The IGS system brings in data from over 325,000 cattle on an annual basis and that number is growing. This includes data from purebred, composite, and crossbred cattle of all major breed types relevant in the North America and Australia. As the amount of performance data collected increases and is compared to the corresponding DNA information collected, the system become increasingly accurate in its predictions of new cattle.

This is especially true when looking at crossbred genetics and performance.

“A perfect example would be if we just look at Simmental. Alone we get very valid predictions of Simmental cattle. But at the same time, there are going to be a lot of Simmental influenced genetics used on Angus and Red Angus cattle and on other groups,” he said. "By incorporating awareness from those composite and crossbreeding situations we greatly jump our predictive ability on SimGenetics for the commercial producer.

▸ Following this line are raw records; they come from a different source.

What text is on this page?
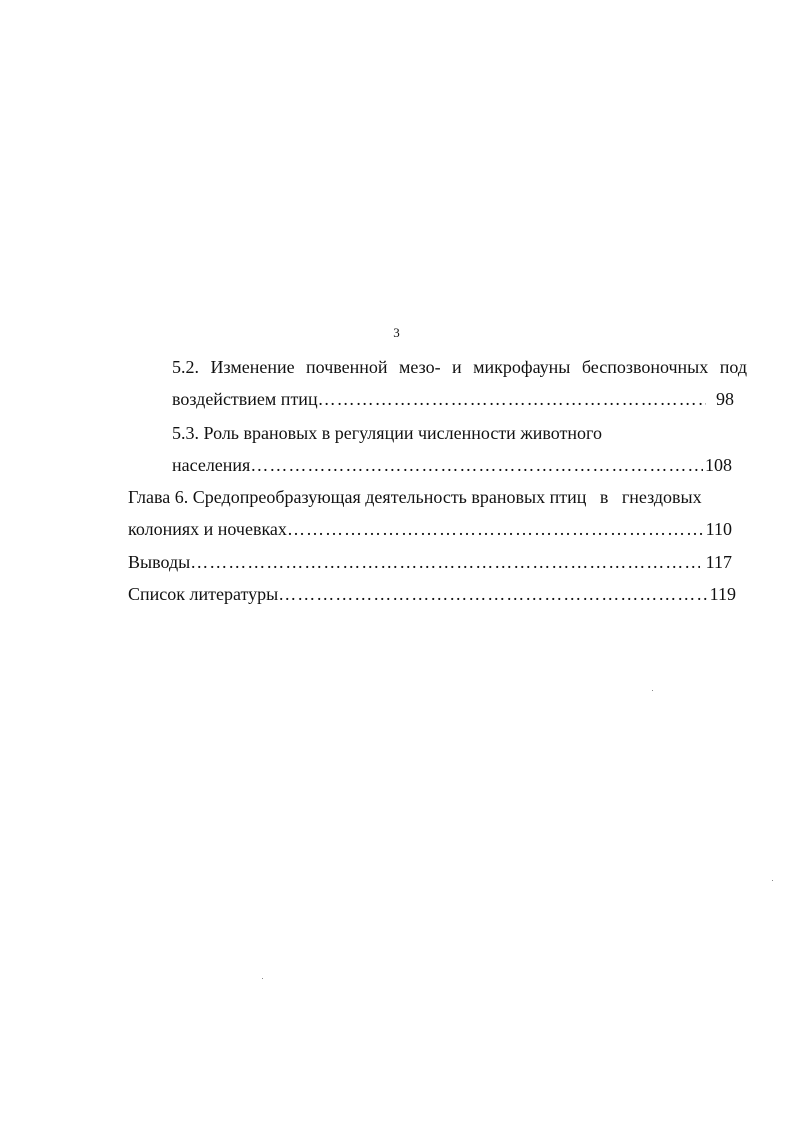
3
5.2. Изменение почвенной мезо- и микрофауны беспозвоночных под
воздействием птиц ……………………………………………………………………………………………………………………………………	98
5.3. Роль врановых в регуляции численности животного
населения ……………………………………………………………………………………………………………………………………	108
Глава 6. Средопреобразующая деятельность врановых птиц   в   гнездовых
колониях и ночевках ……………………………………………………………………………………………………………………………………	110
Выводы ……………………………………………………………………………………………………………………………………	117
Список литературы ……………………………………………………………………………………………………………………………………	119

Without that information, we don't have nearly as clear a picture of how SimGenetics react in the marketplace.”

By bringing in the data from multiple breeds and crossbreed cattle, the BOLT system takes into account how the different breeds’ genetics interact in real world performance leading to more accurate predictions.

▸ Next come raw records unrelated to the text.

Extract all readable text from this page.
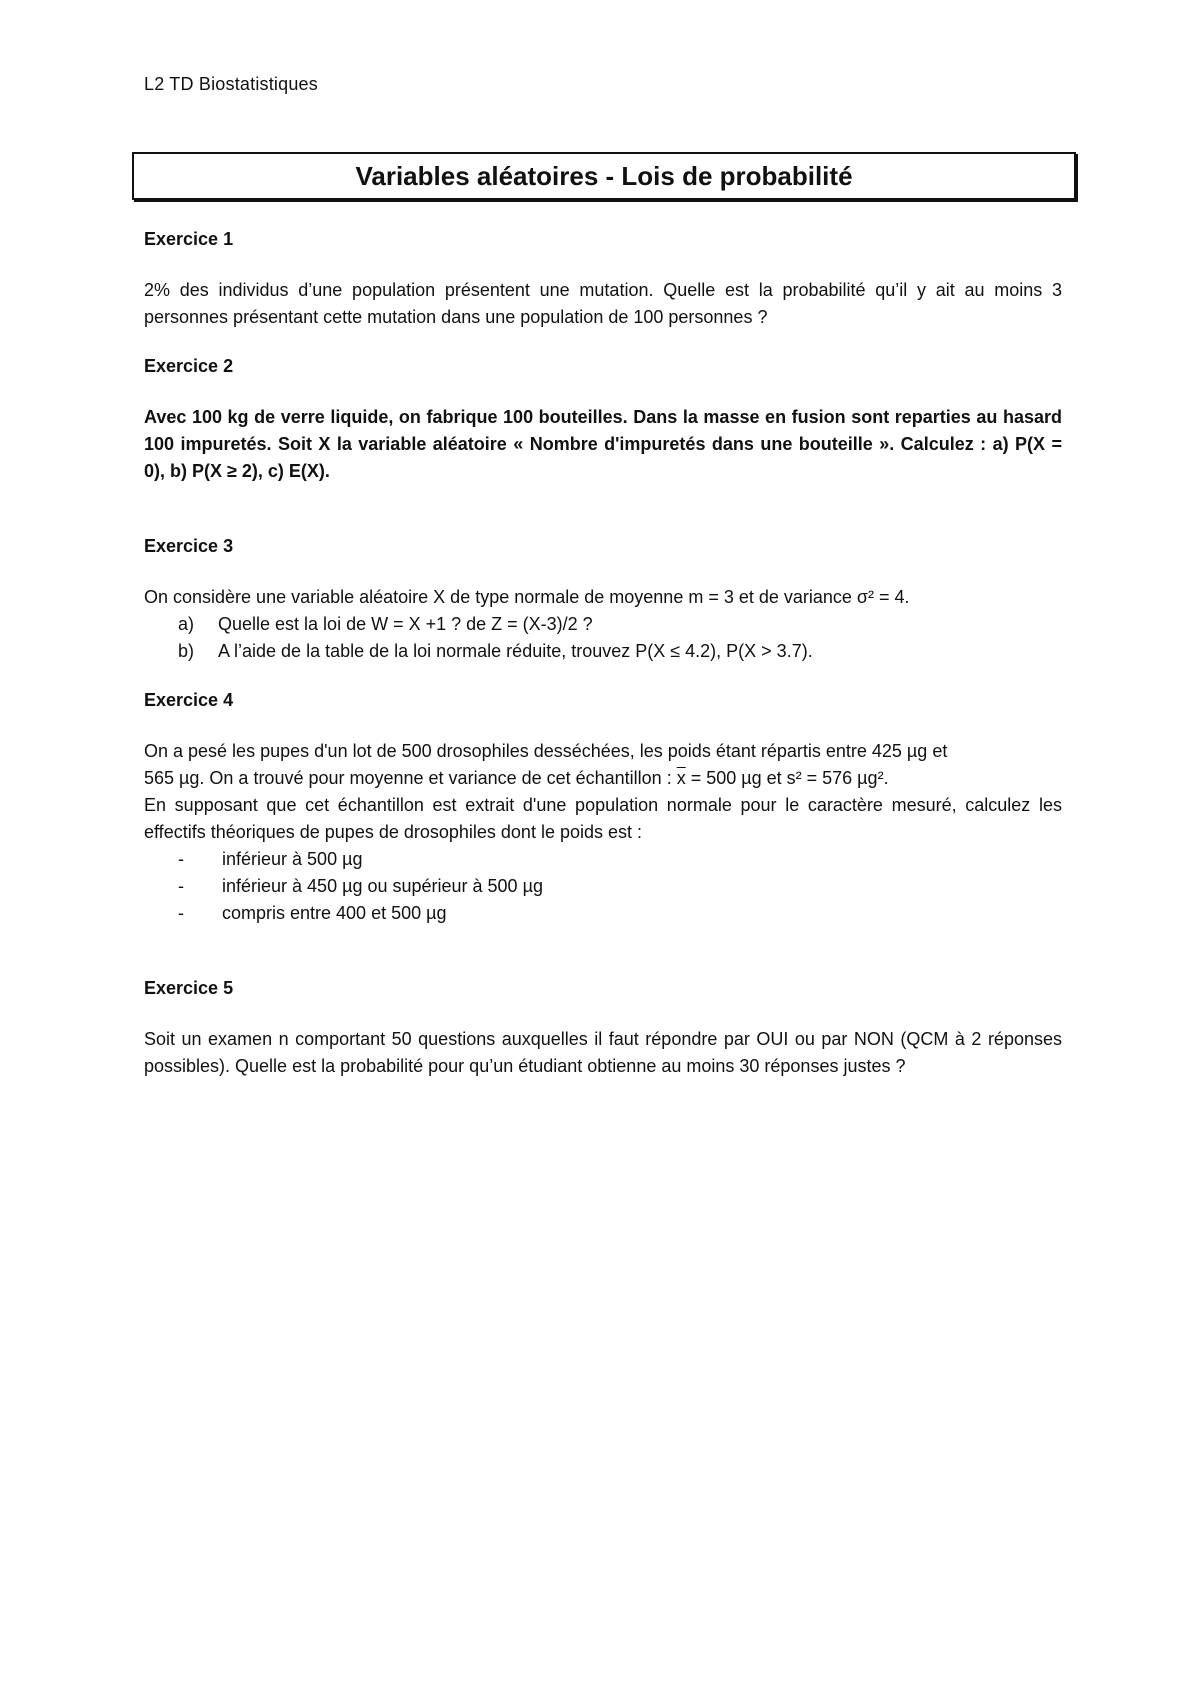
L2 TD Biostatistiques
Variables aléatoires - Lois de probabilité

Exercice 1

2% des individus d’une population présentent une mutation. Quelle est la probabilité qu’il y ait au moins 3 personnes présentant cette mutation dans une population de 100 personnes ?

Exercice 2

Avec 100 kg de verre liquide, on fabrique 100 bouteilles. Dans la masse en fusion sont reparties au hasard 100 impuretés. Soit X la variable aléatoire « Nombre d'impuretés dans une bouteille ». Calculez : a) P(X = 0), b) P(X ≥ 2), c) E(X).

Exercice 3

On considère une variable aléatoire X de type normale de moyenne m = 3 et de variance σ² = 4.

a)	Quelle est la loi de W = X +1 ? de Z = (X-3)/2 ?
b)	A l’aide de la table de la loi normale réduite, trouvez P(X ≤ 4.2), P(X > 3.7).

Exercice 4

On a pesé les pupes d'un lot de 500 drosophiles desséchées, les poids étant répartis entre 425 µg et

565 µg. On a trouvé pour moyenne et variance de cet échantillon : $\overline{x} = 500$ µg et s² = 576 µg².

En supposant que cet échantillon est extrait d'une population normale pour le caractère mesuré, calculez les effectifs théoriques de pupes de drosophiles dont le poids est :

-	inférieur à 500 µg
-	inférieur à 450 µg ou supérieur à 500 µg
-	compris entre 400 et 500 µg

Exercice 5

Soit un examen n comportant 50 questions auxquelles il faut répondre par OUI ou par NON (QCM à 2 réponses possibles). Quelle est la probabilité pour qu’un étudiant obtienne au moins 30 réponses justes ?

“A crossbred cow is going to trump her purebred counterpart by a lot in terms of longevity and the amount of dollars she brings back to the operation,” said Kemp. “That's just scientifically proven.”

The very first EPD that IGS came out with through the BOLT system was multi-breed stay-ability. Essentially, how long will that female last, be productive and be profitable in the operation, cow longevity. This EPD was developed across the multiple breeds in the system and roughly 18 million head.

“Ultimately, cow longevity is the key and core sustainability metric,” he said. “Because the longer she lasts, the more money she makes for the producer and the less likely you are developing heifers that are standing around for multiple years doing nothing.”

Since its creation, IGS has increased it membership in the United States and Canada. They are also expanding their membership in Australia.

“It is becoming this global marketplace to get the clearest, most credible, most scientifically viable genetic predictions in a user friendly package,” said Kemp.